This repository includes a compilation of reward functions for the AWS Deep Racer service. They have been collected from many other authors with the interest of conducting a comparative study.
All the files include a initial description with:
'''
@author: <Name> // <username>
@Link: https://github.com/<username>/<repo>
@License: <LICENSE If any>
'''
The classification system is based solely on the input variables used in the function.
- Void: None of input params
- Single: One input var i.e. all_wheels_on_track
- Double: Two ...
- Tredecuple: All the input
The params
dictionary object contains the following key-value pairs:
params = {
"all_wheels_on_track": Boolean, # flag to indicate if the vehicle is on the track
"x": float, # vehicle's x-coordinate in meters
"y": float, # vehicle's y-coordinate in meters
"distance_from_center": float, # distance in meters from the track center
"is_left_of_center": Boolean, # Flag to indicate if the vehicle is on the left side to the track center or not.
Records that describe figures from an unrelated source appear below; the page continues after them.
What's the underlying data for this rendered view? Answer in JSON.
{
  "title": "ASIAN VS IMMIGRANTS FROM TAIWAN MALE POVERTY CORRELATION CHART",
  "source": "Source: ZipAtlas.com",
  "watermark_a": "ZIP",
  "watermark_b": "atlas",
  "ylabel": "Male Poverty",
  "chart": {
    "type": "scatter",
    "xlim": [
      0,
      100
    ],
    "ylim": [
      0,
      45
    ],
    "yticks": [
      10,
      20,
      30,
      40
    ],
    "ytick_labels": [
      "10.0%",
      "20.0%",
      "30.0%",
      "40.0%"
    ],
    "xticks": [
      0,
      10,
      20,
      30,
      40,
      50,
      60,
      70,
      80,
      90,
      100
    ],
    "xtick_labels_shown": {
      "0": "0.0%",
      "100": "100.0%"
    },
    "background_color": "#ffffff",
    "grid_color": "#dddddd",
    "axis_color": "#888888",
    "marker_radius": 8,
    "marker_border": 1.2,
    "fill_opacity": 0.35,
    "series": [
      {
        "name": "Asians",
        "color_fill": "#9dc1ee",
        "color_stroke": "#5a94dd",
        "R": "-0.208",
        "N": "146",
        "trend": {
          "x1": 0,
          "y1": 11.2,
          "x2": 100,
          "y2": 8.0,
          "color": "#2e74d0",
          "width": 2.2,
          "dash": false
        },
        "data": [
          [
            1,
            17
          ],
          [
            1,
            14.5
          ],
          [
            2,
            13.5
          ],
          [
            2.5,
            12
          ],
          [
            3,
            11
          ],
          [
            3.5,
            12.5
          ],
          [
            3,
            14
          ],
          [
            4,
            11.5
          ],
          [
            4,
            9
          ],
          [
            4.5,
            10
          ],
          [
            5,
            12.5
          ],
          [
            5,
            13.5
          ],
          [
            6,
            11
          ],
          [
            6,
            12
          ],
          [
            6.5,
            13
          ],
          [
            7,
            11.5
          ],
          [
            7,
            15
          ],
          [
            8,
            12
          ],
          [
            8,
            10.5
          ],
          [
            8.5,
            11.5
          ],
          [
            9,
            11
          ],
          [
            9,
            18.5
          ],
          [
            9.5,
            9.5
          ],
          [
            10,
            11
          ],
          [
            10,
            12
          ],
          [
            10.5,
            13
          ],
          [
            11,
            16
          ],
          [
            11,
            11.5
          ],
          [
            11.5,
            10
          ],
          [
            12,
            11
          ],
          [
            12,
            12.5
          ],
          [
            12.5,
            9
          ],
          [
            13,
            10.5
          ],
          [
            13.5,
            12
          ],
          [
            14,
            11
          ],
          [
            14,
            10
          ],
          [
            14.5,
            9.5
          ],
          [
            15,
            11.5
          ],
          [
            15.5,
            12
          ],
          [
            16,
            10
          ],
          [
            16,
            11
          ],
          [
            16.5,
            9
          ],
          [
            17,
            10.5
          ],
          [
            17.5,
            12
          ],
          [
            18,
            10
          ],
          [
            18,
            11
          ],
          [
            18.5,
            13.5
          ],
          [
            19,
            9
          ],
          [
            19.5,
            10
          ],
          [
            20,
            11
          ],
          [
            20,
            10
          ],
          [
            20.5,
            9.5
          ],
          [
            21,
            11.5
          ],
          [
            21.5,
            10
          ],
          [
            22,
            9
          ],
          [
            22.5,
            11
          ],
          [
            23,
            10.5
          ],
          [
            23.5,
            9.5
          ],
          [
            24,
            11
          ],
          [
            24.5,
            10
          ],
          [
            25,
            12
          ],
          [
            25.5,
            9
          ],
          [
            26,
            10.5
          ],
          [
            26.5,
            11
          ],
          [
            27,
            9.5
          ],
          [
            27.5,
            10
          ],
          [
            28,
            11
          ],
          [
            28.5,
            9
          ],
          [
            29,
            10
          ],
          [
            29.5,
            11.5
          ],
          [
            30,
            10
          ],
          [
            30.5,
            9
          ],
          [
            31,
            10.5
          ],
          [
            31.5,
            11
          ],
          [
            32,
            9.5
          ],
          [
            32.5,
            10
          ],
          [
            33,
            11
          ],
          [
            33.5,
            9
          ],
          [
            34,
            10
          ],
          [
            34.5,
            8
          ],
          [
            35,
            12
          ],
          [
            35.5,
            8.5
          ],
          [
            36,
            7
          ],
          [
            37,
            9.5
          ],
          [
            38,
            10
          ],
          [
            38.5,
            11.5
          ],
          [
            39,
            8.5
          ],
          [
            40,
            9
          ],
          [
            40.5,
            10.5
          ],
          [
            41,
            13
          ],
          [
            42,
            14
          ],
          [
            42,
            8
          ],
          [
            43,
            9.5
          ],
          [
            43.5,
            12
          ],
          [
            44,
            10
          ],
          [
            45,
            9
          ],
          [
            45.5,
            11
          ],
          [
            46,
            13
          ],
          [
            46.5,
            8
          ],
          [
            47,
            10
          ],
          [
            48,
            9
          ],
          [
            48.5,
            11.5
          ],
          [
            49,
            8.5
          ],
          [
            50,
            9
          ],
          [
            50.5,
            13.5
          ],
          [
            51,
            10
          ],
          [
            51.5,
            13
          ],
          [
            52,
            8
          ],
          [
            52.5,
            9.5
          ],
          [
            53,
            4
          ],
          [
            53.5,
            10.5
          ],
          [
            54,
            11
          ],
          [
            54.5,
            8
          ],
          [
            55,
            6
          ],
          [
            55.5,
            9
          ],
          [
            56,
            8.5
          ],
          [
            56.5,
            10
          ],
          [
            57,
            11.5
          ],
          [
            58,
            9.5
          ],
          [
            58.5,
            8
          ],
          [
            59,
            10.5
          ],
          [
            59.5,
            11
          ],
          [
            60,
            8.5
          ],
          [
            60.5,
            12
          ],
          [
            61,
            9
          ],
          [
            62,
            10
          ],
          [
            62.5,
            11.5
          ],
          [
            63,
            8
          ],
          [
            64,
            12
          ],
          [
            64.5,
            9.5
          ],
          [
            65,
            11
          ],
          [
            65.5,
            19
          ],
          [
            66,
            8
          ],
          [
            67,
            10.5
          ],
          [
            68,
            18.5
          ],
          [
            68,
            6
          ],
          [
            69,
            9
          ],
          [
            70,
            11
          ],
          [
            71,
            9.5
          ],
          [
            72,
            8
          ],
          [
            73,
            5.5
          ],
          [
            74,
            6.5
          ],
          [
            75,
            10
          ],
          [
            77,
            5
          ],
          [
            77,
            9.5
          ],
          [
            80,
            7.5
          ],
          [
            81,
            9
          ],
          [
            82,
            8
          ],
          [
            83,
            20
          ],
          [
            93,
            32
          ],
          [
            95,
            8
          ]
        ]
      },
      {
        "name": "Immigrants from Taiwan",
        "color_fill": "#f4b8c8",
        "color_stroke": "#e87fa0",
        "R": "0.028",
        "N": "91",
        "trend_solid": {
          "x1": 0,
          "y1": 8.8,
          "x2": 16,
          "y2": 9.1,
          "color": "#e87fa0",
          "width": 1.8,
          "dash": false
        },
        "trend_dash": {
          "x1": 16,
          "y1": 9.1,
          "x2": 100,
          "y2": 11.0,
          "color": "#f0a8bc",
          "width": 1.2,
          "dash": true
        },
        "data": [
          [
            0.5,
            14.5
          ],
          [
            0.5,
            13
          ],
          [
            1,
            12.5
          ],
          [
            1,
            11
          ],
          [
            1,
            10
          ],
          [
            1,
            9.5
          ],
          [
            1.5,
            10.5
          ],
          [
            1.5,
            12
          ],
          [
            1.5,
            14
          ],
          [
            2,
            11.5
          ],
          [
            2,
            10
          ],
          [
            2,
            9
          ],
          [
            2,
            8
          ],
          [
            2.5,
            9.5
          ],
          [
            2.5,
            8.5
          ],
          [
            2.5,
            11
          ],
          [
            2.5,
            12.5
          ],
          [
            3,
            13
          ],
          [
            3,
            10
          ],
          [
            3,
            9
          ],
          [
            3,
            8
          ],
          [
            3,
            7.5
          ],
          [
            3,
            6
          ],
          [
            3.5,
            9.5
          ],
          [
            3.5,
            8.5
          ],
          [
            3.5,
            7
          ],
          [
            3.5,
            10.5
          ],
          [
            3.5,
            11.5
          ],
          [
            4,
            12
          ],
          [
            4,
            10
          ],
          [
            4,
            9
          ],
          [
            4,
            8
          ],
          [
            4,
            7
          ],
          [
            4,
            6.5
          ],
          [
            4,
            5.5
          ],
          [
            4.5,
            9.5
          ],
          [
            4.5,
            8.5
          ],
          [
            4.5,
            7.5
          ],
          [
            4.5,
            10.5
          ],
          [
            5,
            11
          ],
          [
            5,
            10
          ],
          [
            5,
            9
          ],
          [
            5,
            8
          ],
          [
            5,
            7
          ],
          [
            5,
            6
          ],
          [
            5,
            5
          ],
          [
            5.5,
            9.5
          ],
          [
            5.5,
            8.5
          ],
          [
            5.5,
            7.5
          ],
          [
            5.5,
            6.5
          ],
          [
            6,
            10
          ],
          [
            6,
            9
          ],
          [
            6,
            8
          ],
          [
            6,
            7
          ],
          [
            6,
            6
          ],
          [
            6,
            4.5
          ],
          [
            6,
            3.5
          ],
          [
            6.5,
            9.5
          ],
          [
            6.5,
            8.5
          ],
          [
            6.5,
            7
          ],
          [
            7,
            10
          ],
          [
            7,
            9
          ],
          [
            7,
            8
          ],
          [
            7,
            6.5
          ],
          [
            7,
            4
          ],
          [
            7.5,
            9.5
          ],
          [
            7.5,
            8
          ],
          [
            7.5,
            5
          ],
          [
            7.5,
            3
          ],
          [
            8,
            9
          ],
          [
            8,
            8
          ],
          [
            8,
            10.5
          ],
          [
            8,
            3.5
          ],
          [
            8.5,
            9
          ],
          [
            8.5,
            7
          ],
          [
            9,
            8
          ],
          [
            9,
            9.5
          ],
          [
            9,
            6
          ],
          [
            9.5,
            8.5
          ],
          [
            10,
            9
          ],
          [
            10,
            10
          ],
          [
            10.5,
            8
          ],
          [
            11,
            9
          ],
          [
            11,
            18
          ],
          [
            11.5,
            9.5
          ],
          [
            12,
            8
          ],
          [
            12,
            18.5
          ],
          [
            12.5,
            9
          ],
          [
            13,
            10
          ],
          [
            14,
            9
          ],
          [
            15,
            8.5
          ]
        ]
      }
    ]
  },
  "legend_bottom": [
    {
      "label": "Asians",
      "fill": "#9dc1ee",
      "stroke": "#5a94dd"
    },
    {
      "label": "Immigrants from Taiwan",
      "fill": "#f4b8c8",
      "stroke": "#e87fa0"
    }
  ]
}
"heading": float, # vehicle's yaw in degrees
"progress": float, # percentage of track completed
"steps": int, # number steps completed
"speed": float, # vehicle's speed in meters per second (m/s)
"steering_angle": float, # vehicle's steering angle in degrees
"track_width": float, # width of the track
"waypoints": [[float, float], ... ], # list of [x,y] as milestones along the track center
"closest_waypoints": [int, int] # indices of the two nearest waypoints.
}
- What means v0 & v1? v0 It's about the Deep Racer SDK, some examples uses a
reward_function(param1, param2,...)
version with params in a verbose way, but last version (v1) uses the dictionary defined before:reward_function(params)
. - Which license are you using? Each file includes its licence if available, rest of own work is under MIT license.